1

I'm working migrating content from one DMS(Filenet) to another(Webcenter Content), in this process I encountered an excel file with .xls extension(with content type application/vnd.ms-excel) in Filenet.

I got the InputStream of the file and wrote(File IO Operations) it to a temp location beforing pushing it to Webcenter Content.

The problem is when I download and open the Filenet Version of the excel file F1.xls, It prompts me with unmatching file format and extension warming but still opens the file and display content.

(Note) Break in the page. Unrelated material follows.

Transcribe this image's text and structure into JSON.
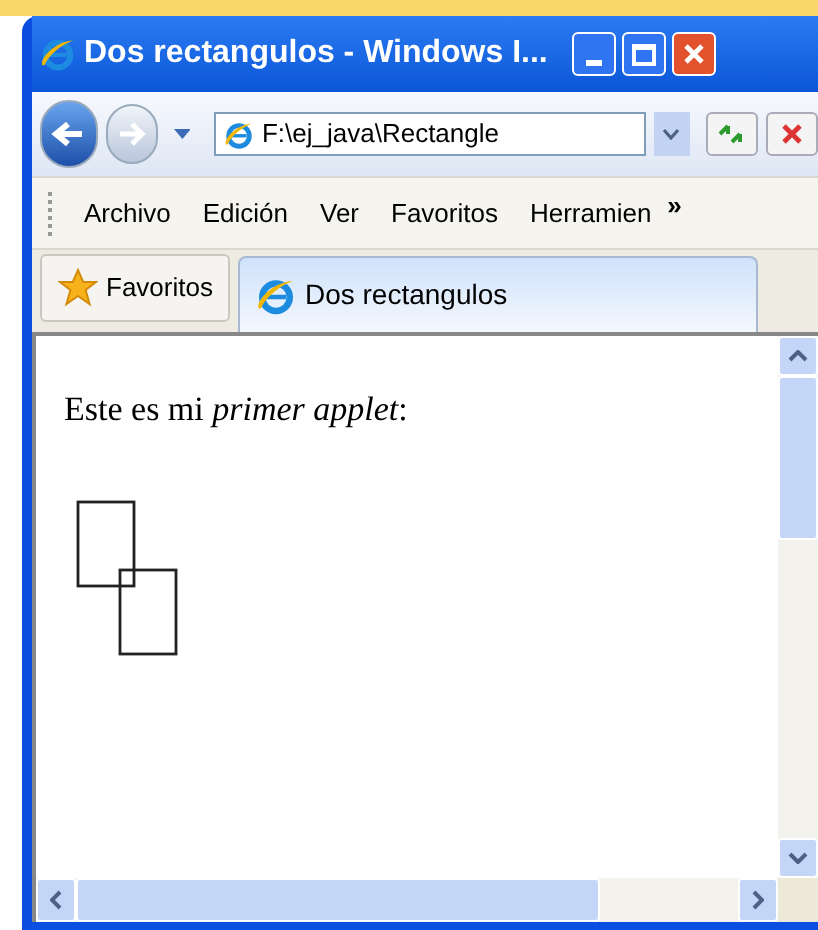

But the version which I pushed into Webcenter Content (WCC.xls)does not behave the same way.

It prompts the same message but after ignoring the prompt it shows junk characters, and if I change the extension of WCC.xls to WCC.xlsx it display appears fine.

what can i do to identify such things at runtime, any help would be highly appreciated.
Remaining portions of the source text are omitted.